Cutting Edge Activism and the BHA as the Established Organ of ActivismMost of the crew of activists from the Unitarian undercroft were ultimately absorbed into the Brooklyn Heights Association, elected to its board as members. The activists had organized themselves as the “Community Conservation and Improvement Council” and the BHA very quickly initially constituted the “CCIC” in its entirety, a "special committee" of the BHA. Thereby the activists became the newest committee of the
“oldest neighborhood association in the City.” Anthony C. Woods in his
Preserving New York suggests that the activists formation of the CCIC was, however, important because the newcomers
“were freed of institutional history” while the slow-to-react BHA
“was fixed in its ways” and was slow to perceive the urgency of the unfolding threats.
What a difference a decade can make: The Brooklyn Heights Association is credited with taking an activist lead only a decade earlier. It was the BHA that in the early 1940s
prevented Moses from running the Brooklyn-Queens Expressway straight through the middle of the Heights on Hicks Street. According to Woods, as that fight was fought it was even worried that the route Moses proposed for the BQE would result in demolition of-
back to our starting subject- the First Unitarian Church.
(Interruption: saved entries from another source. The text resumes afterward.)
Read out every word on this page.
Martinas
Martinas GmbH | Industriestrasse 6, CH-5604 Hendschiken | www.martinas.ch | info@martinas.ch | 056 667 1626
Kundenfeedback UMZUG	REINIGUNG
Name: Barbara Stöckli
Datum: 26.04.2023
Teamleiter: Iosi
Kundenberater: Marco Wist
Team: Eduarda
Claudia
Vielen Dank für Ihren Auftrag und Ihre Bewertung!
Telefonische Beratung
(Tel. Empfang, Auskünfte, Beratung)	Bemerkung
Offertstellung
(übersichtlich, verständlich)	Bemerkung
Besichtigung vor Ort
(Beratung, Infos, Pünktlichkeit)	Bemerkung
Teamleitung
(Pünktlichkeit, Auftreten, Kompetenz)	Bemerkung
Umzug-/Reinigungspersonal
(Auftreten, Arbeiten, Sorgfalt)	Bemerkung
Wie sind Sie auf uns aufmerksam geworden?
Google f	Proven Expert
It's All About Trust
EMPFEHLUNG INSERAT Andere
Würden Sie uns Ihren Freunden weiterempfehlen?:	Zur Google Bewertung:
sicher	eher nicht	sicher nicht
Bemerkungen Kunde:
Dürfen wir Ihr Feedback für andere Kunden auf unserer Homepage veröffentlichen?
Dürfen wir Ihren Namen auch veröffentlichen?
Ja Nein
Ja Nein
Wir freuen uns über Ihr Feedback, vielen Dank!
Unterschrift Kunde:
Maybe, in retrospect seeing what the church subsequently incubated, Moses may have wished he had succeeded in doing precisely that.* It was the compromise rerouting the BQE forced by the BHA that created the Brooklyn Heights Promenade.
(* In a similar twist, New York City Transportation Commissioner Janette Sadik-Khan on November 13, 2008 unveiled the details of her plan to retake for pedestrians much of the city street space Moses had turned over to cars with her Great Streets Plan at the AIA Center for Architecture on Greenwich Village's La Guardia Place where, as she talked, architect and urban design consultant Jan Gehl sat wondering at how the beautiful building in which they sat would not even have been there if the Greenwich Village community had not defeated Moses's plans for a ten-lane Lower Manhattan Expressway destroying Greenwich Village, SoHo, Little Italy and Chinatown. - That plan would have involved ramped clover-leafing midtown access from Fifth Avenue via Washington Square Park. See Gehl's essay "For You Jane" in "What We See: Advancing the Observations of Jane Jacobs.")Beyond the Belief of Seeing?There is a is a video about the history of designating the Heights as historic:
“Brooklyn Is My Neighborhood/ The Story of New York’s First Historic District” produced by Martin L Schneider and Karl Junkersfeld and narrated by Mr. Schneider. (See: New Video:
The Story of New York’s First Historic District, by brooklynheightsblog on 05. Apr, 2010.) You will note that Mr. Schneider is one of the original CCIC activists named in the list above.